Um die Menschen auf diesem Weg mitzunehmen, brauche es klare Ansagen in der Sozialpolitik. Es könne nicht sein, dass Beschäftigte, die durch den technologischen Wandel und die Globalisierung arbeitslos würden, "in die Mühle von Hartz IV geraten", sagte Hofmann. "Solange diese Angstgefühle nicht weg sind, die uns die Agenda 2010 tief implantiert hat, ist es extrem schwer zu sagen: Wir haben einen Sozialstaat, der fängt euch auf, der gibt euch Chancen auf Qualifizierung. Ihr müsst keinen sozialen Abstieg befürchten." (Lesen Sie hier eine Analyse "Was an Hartz IV wirklich abgeschafft gehört".)

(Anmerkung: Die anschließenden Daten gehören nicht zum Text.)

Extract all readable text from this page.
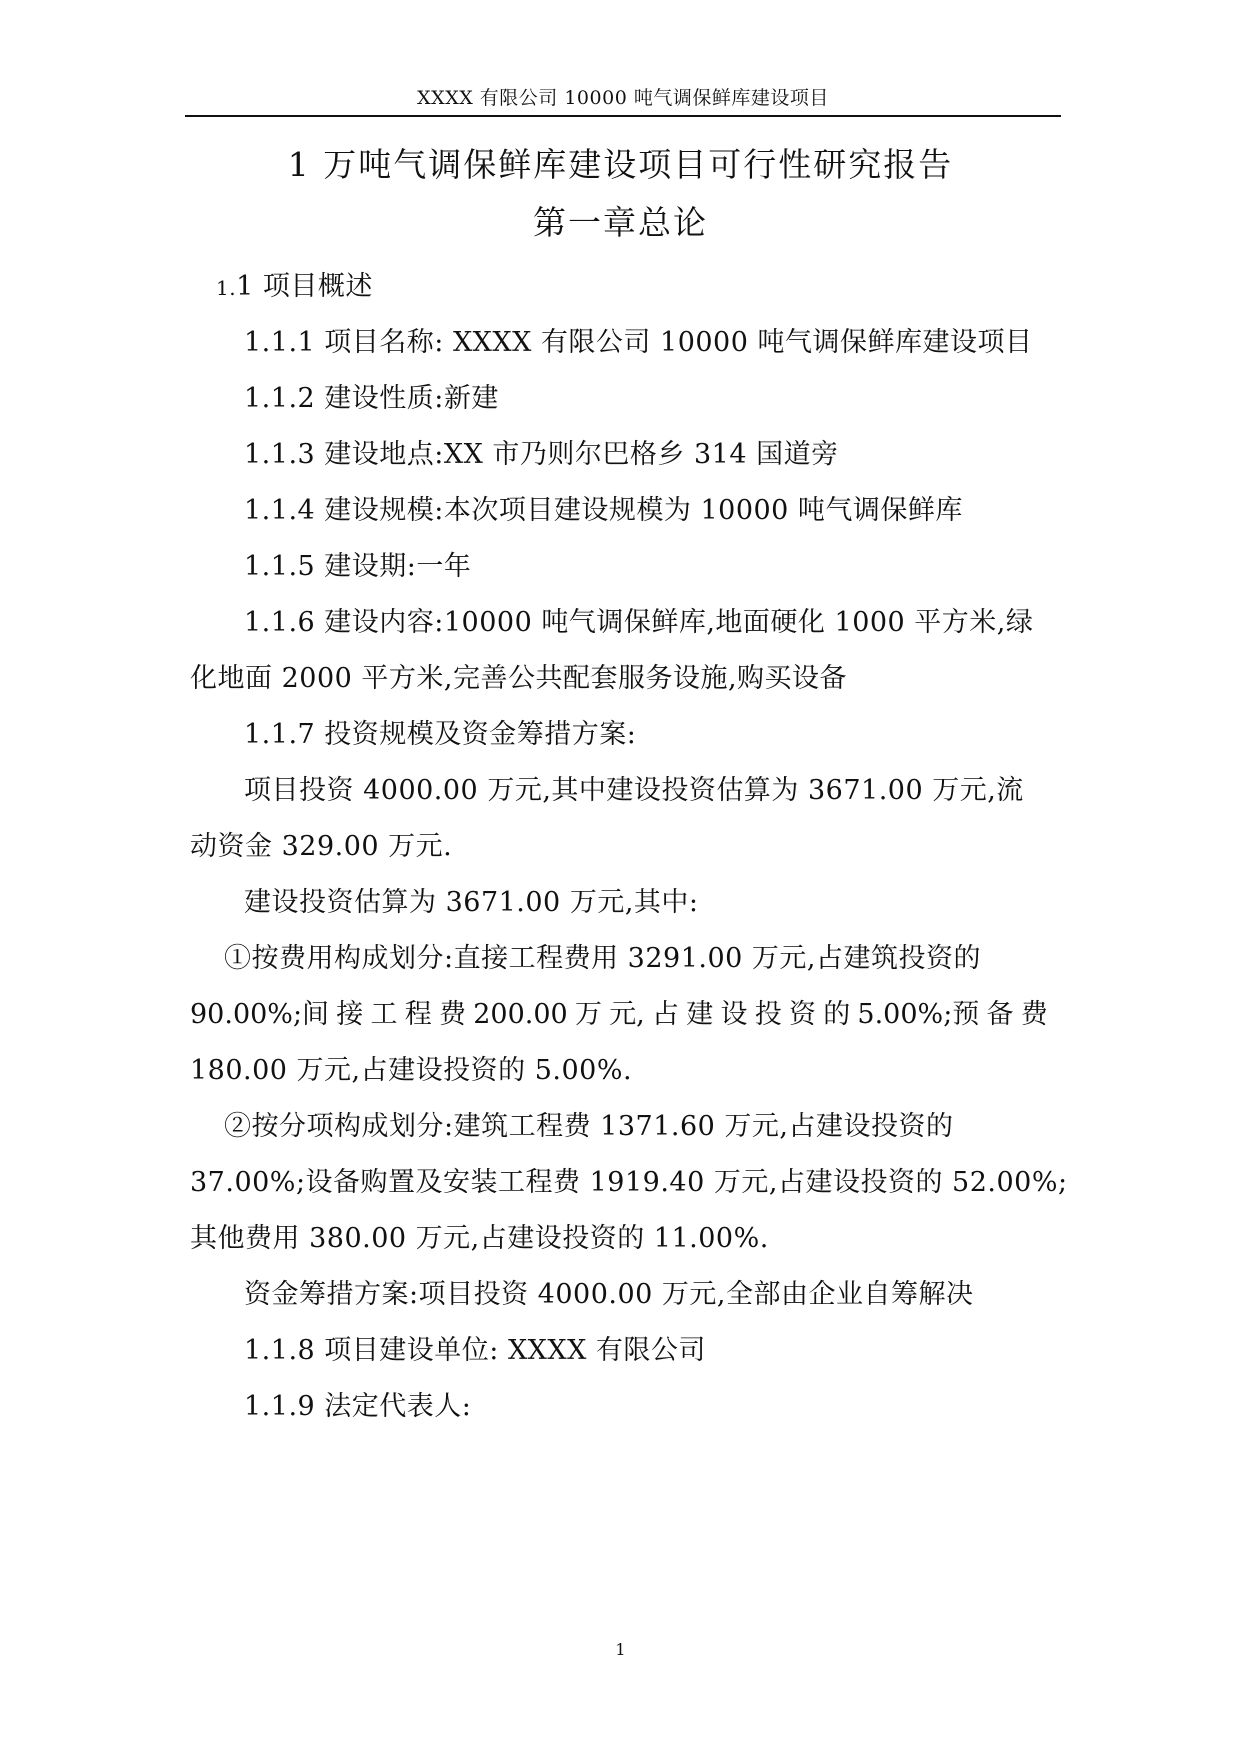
XXXX 有限公司 10000 吨气调保鲜库建设项目
1 万吨气调保鲜库建设项目可行性研究报告
第一章总论
1.1 项目概述
1.1.1 项目名称: XXXX 有限公司 10000 吨气调保鲜库建设项目
1.1.2 建设性质:新建
1.1.3 建设地点:XX 市乃则尔巴格乡 314 国道旁
1.1.4 建设规模:本次项目建设规模为 10000 吨气调保鲜库
1.1.5 建设期:一年
1.1.6 建设内容:10000 吨气调保鲜库,地面硬化 1000 平方米,绿
化地面 2000 平方米,完善公共配套服务设施,购买设备
1.1.7 投资规模及资金筹措方案:
项目投资 4000.00 万元,其中建设投资估算为 3671.00 万元,流
动资金 329.00 万元.
建设投资估算为 3671.00 万元,其中:
①按费用构成划分:直接工程费用 3291.00 万元,占建筑投资的
90.00%;间 接 工 程 费 200.00 万 元, 占 建 设 投 资 的 5.00%;预 备 费
180.00 万元,占建设投资的 5.00%.
②按分项构成划分:建筑工程费 1371.60 万元,占建设投资的
37.00%;设备购置及安装工程费 1919.40 万元,占建设投资的 52.00%;
其他费用 380.00 万元,占建设投资的 11.00%.
资金筹措方案:项目投资 4000.00 万元,全部由企业自筹解决
1.1.8 项目建设单位: XXXX 有限公司
1.1.9 法定代表人:
1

Forscher sieht Jobs der Mittelschicht gefährdet

Der Präsident des Deutschen Instituts für Wirtschaftsforschung (DIW), Marcel Fratzscher, forderte im "Tagesspiegel", Beschäftigte müssten der Digitalisierung mit mehr Flexibilität und lebenslanger Weiterbildung entgegentreten. "Gerade gut bezahlte Industrie- und Bürojobs der Mittelschicht sind gefährdet", schrieb Fratzscher. "Es muss mehr Geld in die Weiterbildung fließen." Er schlug vor, dass für jeden Volljährigen 20.000 Euro bereitgestellt würden, mit denen im Laufe des Berufslebens Weiterbildungen, Umschulungen, aber auch familiäre Pflegezeiten bezahlt werden könnten.